Welcome, fellow economists and inquisitive minds! Today, we are diving deep into the fascinating world of the Aggregate Demand-Aggregate Supply (AD-AS) Model, specifically focusing on the short run. If economics were Netflix, the AD-AS model would definitely be your latest binge-worthy series. 📈🎬



Determinants of GDP

Let's kick off with some GDP determinants, which are the main characters in our economics drama. In other words, these are the big players that influence the shifts in aggregate demand and aggregate supply.

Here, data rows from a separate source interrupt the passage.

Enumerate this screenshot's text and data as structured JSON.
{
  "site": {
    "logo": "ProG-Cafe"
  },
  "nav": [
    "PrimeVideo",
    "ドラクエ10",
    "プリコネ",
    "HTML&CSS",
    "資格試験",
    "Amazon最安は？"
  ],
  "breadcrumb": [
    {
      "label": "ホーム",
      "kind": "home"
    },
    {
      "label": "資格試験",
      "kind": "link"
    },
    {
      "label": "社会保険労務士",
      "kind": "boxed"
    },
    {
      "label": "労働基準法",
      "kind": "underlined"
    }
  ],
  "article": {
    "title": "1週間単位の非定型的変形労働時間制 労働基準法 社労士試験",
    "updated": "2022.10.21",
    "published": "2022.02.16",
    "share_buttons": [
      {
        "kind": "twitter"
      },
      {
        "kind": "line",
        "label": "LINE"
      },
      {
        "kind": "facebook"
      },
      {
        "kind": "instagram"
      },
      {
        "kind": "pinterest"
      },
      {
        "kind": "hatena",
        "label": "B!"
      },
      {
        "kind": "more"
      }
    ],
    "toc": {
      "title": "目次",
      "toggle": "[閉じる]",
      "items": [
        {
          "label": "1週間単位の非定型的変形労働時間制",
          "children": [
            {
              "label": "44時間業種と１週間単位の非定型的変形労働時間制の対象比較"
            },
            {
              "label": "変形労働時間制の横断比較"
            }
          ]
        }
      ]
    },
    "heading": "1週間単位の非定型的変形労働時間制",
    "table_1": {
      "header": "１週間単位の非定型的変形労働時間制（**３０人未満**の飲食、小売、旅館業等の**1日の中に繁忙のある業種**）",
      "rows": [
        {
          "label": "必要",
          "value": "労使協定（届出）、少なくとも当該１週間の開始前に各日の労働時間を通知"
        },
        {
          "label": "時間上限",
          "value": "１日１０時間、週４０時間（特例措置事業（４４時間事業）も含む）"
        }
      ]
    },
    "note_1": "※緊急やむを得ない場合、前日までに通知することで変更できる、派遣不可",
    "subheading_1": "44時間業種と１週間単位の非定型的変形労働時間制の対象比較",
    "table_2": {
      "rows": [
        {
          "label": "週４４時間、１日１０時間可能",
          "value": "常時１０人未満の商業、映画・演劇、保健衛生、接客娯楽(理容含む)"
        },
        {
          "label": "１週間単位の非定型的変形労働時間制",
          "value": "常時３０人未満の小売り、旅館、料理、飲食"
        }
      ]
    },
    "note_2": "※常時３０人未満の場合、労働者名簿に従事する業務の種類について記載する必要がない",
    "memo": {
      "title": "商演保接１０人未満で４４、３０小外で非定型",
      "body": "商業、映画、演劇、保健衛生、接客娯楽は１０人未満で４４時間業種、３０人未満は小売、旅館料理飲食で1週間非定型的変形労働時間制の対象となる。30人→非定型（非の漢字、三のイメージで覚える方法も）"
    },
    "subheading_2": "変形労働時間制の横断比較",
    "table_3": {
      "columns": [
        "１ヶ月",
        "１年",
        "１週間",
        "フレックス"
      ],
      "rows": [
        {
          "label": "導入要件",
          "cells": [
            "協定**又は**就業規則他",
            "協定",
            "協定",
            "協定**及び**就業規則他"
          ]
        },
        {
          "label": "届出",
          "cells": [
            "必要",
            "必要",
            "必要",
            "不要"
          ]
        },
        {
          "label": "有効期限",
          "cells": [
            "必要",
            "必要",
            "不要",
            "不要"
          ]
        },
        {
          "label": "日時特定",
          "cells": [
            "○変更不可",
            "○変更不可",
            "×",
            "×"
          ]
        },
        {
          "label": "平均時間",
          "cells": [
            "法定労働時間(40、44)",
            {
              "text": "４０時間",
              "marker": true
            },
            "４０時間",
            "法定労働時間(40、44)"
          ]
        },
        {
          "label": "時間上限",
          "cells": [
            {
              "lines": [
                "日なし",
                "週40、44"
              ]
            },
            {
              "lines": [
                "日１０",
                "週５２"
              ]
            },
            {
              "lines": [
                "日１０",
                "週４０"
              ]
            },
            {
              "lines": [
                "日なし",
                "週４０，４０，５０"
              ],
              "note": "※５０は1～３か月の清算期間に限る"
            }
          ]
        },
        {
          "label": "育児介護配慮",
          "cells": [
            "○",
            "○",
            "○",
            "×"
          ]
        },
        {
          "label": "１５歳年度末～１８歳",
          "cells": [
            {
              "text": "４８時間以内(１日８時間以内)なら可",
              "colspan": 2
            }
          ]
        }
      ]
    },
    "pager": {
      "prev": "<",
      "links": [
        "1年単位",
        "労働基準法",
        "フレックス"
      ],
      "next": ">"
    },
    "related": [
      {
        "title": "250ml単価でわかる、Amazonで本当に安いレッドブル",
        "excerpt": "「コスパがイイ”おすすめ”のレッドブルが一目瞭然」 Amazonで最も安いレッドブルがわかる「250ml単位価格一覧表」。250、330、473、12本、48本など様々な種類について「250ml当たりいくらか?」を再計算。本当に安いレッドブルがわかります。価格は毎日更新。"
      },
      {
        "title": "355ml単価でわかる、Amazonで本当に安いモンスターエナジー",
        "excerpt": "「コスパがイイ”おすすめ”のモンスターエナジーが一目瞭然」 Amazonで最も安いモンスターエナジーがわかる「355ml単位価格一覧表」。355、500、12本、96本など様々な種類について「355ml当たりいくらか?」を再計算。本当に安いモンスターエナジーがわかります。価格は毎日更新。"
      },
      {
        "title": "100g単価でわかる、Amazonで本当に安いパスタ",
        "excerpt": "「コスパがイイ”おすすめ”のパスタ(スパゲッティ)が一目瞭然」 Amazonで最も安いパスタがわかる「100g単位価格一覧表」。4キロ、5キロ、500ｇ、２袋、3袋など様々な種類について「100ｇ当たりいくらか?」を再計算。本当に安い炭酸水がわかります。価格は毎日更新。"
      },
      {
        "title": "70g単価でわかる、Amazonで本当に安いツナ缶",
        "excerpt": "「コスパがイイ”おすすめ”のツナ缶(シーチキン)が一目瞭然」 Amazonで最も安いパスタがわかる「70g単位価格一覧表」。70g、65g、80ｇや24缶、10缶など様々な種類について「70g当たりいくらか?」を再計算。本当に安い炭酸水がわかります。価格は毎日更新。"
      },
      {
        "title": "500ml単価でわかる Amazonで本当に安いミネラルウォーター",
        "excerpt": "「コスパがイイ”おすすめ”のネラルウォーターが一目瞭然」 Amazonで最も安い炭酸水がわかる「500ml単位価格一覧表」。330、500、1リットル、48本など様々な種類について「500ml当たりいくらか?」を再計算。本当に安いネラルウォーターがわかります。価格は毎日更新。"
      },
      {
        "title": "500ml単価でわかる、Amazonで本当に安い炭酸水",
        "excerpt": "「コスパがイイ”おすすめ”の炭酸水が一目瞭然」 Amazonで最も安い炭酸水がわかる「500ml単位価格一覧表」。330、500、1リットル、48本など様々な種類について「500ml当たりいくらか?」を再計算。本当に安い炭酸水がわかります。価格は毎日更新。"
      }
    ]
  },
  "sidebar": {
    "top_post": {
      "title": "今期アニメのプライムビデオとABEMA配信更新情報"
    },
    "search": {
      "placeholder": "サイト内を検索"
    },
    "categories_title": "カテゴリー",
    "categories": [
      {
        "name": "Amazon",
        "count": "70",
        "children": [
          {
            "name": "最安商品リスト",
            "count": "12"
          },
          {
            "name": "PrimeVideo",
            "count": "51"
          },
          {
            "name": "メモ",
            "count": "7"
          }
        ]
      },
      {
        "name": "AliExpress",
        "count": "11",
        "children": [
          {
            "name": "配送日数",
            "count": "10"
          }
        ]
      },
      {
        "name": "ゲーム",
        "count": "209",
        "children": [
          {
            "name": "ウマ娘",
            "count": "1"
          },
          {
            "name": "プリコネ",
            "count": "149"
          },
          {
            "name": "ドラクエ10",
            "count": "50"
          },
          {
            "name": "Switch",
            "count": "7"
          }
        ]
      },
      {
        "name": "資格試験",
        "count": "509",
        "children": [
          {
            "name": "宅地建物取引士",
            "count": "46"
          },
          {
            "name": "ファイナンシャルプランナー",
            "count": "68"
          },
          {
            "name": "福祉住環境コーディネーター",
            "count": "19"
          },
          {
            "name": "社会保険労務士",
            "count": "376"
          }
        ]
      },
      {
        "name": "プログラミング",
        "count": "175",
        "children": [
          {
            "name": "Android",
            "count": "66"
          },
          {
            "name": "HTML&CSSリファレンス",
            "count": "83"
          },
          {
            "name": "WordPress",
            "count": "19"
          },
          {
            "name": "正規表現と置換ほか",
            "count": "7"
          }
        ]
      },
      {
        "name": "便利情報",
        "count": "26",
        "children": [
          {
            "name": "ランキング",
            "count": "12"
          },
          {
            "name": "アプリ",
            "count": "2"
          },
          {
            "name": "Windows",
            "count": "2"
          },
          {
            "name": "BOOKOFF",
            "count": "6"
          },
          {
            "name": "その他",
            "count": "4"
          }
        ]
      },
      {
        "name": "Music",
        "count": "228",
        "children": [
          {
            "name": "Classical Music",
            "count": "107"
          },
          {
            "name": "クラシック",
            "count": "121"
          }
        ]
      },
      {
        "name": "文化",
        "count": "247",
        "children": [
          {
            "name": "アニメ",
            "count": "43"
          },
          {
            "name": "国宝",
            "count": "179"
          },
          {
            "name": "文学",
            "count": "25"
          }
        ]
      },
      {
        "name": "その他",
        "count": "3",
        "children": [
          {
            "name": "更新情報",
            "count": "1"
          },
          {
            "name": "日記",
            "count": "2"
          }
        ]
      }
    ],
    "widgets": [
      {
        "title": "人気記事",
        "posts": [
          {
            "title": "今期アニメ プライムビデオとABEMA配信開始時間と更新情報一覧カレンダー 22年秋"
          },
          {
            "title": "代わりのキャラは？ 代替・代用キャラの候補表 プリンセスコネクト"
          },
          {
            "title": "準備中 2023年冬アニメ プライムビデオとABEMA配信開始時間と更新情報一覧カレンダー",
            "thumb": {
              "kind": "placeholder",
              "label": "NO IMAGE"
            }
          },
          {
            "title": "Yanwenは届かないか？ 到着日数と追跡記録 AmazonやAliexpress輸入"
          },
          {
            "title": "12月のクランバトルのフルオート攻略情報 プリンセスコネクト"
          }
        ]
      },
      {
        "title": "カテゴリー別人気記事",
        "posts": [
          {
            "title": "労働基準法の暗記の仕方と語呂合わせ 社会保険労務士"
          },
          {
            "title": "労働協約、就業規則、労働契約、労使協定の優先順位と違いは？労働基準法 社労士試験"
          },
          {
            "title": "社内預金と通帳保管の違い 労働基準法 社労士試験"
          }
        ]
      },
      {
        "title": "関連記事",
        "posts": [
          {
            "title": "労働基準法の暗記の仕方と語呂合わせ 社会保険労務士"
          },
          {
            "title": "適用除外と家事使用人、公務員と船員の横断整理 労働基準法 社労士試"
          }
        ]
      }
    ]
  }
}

For aggregate demand, the star players are:

  • Consumer spending 🛒: You buying the latest smartphone or splurging on a weekend getaway.
  • Investment spending 💵: Businesses investing in fancy new machinery or cutting-edge tech.
  • Government spending 💰: The government splashing cash on infrastructure, education, or defense.
  • Net exports (exports minus imports) 💸: Think international trinket trading, but more serious.

On the other side, our aggregate supply team consists of:

  • Resource prices and availability: The cost and availability of labor, raw materials, etc.
  • Actions of the government: Like tax policies, regulations, or any surprise stimulus packages.
  • Productivity and technology: Those shiny new gadgets and software that make work a breeze.

All these determinants can shift their respective curves either left (decrease) or right (increase), setting the stage for big economic plot twists.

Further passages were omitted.